The judgment is assailed on what appellants designate as three points. They are substantially to the effect that the court erred (1) in rendering judgment non ob-stante veredicto because plaintiff was not by his own testimony and admissions, construed in a light most favorable to him, guilty of contributory negligence as a matter of law that proximately caused the accident; (2) because there is no evidence to sustain the court’s action in disregarding the special issues and in rendering judgment non obstante veredicto; (3) the evidence is insufficient to sustain the court’s action in disregarding the special issues and in rendering judgment non obstante veredicto.

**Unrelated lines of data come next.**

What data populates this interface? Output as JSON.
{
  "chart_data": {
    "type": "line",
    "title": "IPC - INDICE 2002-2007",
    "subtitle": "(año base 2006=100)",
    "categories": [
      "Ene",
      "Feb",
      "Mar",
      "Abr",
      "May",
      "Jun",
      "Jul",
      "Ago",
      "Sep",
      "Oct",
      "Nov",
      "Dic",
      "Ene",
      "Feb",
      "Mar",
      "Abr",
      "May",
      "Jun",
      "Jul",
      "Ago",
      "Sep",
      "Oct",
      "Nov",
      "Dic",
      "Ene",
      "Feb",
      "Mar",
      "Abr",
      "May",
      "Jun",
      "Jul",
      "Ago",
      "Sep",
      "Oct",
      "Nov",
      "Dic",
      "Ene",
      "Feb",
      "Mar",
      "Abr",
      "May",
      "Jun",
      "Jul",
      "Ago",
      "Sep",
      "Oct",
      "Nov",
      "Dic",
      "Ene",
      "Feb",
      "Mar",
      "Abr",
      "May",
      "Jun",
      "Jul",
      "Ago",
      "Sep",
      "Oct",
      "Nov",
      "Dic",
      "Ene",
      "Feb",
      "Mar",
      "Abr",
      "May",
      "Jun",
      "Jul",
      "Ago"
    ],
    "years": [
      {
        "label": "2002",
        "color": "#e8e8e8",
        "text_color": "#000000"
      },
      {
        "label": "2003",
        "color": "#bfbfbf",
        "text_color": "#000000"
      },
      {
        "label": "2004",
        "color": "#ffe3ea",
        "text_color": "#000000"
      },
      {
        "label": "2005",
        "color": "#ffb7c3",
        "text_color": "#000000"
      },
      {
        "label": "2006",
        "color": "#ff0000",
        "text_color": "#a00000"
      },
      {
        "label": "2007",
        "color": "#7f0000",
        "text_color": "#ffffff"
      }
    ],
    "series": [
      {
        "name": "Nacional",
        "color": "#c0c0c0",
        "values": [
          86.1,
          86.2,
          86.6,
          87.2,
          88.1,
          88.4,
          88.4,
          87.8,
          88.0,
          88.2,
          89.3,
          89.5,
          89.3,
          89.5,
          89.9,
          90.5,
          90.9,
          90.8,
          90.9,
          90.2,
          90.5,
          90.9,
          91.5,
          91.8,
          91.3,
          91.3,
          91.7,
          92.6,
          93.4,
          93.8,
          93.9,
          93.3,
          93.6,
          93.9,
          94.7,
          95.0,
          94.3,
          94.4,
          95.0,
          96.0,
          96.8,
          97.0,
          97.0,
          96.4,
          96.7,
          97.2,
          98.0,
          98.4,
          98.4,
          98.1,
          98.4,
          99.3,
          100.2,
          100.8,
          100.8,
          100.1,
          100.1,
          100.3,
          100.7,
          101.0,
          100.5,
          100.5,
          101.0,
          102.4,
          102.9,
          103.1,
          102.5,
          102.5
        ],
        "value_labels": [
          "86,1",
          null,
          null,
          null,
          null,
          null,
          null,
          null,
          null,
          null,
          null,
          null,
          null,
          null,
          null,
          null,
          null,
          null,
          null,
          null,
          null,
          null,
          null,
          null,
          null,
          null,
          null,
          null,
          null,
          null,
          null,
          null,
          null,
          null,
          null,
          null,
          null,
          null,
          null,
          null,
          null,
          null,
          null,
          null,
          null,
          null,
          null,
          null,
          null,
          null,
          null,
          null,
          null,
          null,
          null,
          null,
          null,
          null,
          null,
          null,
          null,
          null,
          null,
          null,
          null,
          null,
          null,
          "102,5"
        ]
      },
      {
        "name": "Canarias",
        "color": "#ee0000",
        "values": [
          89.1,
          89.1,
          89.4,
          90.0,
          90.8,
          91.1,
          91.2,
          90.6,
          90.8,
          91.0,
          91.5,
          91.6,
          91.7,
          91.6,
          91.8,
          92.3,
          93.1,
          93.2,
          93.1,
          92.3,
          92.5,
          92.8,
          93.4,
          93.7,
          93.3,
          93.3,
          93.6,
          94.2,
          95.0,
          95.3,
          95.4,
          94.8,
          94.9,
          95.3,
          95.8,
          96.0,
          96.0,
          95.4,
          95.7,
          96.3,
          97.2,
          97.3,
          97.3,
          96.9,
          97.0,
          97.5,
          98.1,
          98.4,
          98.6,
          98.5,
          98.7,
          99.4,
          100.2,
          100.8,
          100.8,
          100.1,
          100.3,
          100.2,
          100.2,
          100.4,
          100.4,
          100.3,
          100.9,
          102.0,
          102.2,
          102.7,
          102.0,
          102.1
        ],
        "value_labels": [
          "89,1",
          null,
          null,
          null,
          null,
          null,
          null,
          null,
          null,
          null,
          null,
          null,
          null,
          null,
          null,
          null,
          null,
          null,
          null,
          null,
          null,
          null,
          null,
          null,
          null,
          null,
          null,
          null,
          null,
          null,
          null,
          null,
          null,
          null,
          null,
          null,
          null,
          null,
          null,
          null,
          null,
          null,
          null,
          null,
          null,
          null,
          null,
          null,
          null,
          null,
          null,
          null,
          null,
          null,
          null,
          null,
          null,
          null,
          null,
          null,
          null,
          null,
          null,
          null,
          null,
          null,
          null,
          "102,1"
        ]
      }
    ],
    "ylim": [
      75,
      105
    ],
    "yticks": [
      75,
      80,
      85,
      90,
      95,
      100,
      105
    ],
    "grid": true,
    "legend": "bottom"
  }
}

Before discussing each of appellants’ points, we think it is pertinent for *702 us here to say that as a reviewing court, it is our duty to consider the evidence and the inferences properly to be drawn therefrom in the light most favorable to the party obtaining the verdict, and it is our duty in considering controverted issues of fact to accept as true that testimony which tends to support the verdict. 3-B Tex.Jur. pp. 370 and 372. Moreover, “Where the facts are controverted, or are such that different inferences may be reasonably drawn therefrom, an issue of fact is raised; it is only where the evidence is harmonious and consistent, and the circumstances permit of but one conclusion, that the question becomes one of law for the determination of the court. An issue of fact is raised ‘if, discarding all adverse evidence, and giving credit to all evidence favorable to the plaintiff, and indulging every legitimate conclusion favorable to the plaintiff which might have been drawn from the facts proved, a jury might have found in favor of the plaintiff.’ ” Citing cases. See Olds v. Traylor, Tex.Civ.App., 180 S.W.2d 511, 514, points 8 and 9, writ ref. Moreover, “ ‘It was the jury’s province to weigh all of the evidence, to decide what credence should be given to the whole or to any part of the testimony of each witness. “The jury were the judges not only of the facts proved, but of the inferences to be drawn therefrom, provided such inferences were not unreasonable.” ’ ” See Burt v. Lochausen, 151 Tex. 289, 249 S.W.2d 194, at page 199, point 6. No rule is better settled than the one to the effect that if there is evidence of probative value to sustain the findings of the jury, the appellate court is bound by such findings. See Lynch v. McLendon, Tex.Civ.App., 283 S.W.2d 88, point 3 (no writ history) and cases there collated.